En entrevue à l'émission 15-18 sur les ondes d'ICI Radio-Canada Première vendredi, elle dit : «Je comprends pas qu'on puisse évincer Claude Jutra. Quand même, il a une oeuvre magistrale marquante [...] Ce que je comprends pas, c'est l'attitude des gens qui salissent tout à coup pour une condamnation morale presque nationale contre un individu qui tout à coup devient l'emblème de l'impureté.»

Mme Sainte-Marie déplore par ailleurs que la communauté artistique envisage maintenant de donner le nom de Gilles Carle au prix du cinéma québécois. À ICI Radio-Canada Première, elle mentionne qu'«en acceptant ça, Gilles devient un produit de remplacement. C'est un choix de rédemption, et ça, c'est trop triste, c'est un piège. On ne choisit pas Gilles Carle pour lui-même, c'est un choix de remplacement. Et là, Gilles Carle deviendrait l'emblème de la pureté, versus Claude Jutra, qui devient l'emblème de l'impureté.»

Clarification

En fin de soirée vendredi, Chloé Sainte-Marie a fait parvenir au Soleil une seconde lettre ouverte afin de «clarifier» certains de ses propos tenus plus tôt dans la journée. Elle y explique en profondeur ses réflexions, et fait un parallèle entre le scandale concernant Claude Jutras et la situation des «réserves indiennes» au Québec.
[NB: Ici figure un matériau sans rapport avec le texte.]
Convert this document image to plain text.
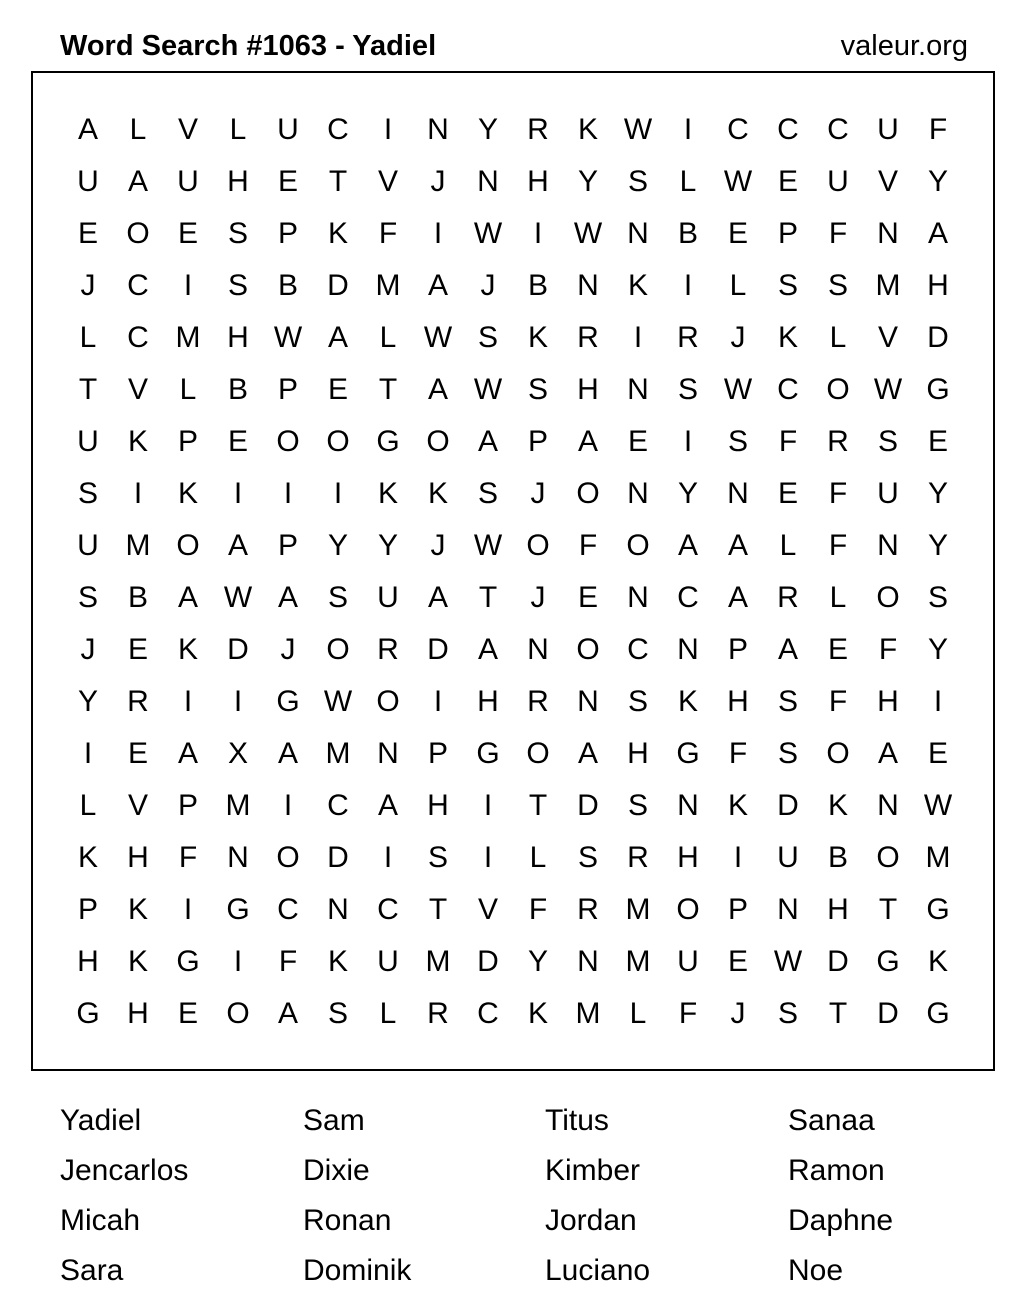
Word Search #1063 - Yadiel	valeur.org
A	L	V	L	U C	I	N Y R K W	I	C C C U	F
U A U H E	T	V	J	N H Y S	L W E U V Y
E O E S P K	F	I	W	I	W N B E P	F	N A
J	C	I	S B D M A	J	B N K	I	L	S S M H
L	C M H W A	L W S K R	I	R	J	K	L	V D
T	V	L	B P E	T	A W S H N S W C O W G
U K P E O O G O A P A E	I	S	F	R S E
S	I	K	I	I	I	K K S	J	O N Y N E	F	U Y
U M O A P Y Y	J W O F O A A	L	F	N Y
S B A W A S U A	T	J	E N C A R	L O S
J	E K D	J	O R D A N O C N P A E	F	Y
Y R	I	I	G W O	I	H R N S K H S	F	H	I
I	E A X A M N P G O A H G F	S O A E
L	V P M	I	C A H	I	T	D S N K D K N W
K H	F	N O D	I	S	I	L	S R H	I	U B O M
P K	I	G C N C	T	V	F	R M O P N H	T G
H K G	I	F	K U M D Y N M U E W D G K
G H E O A S	L	R C K M L	F	J	S	T	D G
Yadiel	Sam	Titus	Sanaa
Jencarlos	Dixie	Kimber	Ramon
Micah	Ronan	Jordan	Daphne
Sara	Dominik	Luciano	Noe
«À s'acharner contre une seule personne pour se laver collectivement la conscience, on oublie de s'acharner contre un pouvoir qui permet ce qui se passe actuellement. Et depuis toujours dans les réserves indiennes sous la violence de policiers en abus de devoir abusant de jeunes femmes autochtones.»

Dans cette deuxième lettre, Chloé Sainte-Marie demande à nouveau de «faire la distinction entre l'homme à honnir et l'artiste à respecter».

«J'ai le sentiment qu'à travers la répudiation unanime de Claude Jutra, le Québec tente de régler son compte avec un quelque chose en lui que je n'arrive pas à saisir.»

La comédienne et chanteuse termine sa lettre avec un post-scriptum dans lequel elle demande pourquoi le nom de Claude Jutra a été éradiqué de toute rue, parc ou établissement au Québec, alors que la rue Amherst à Montréal, faisant référence à «celui qui a livré une guerre bactériologique chez les peuples premiers en y répandant la petite vérole», demeure.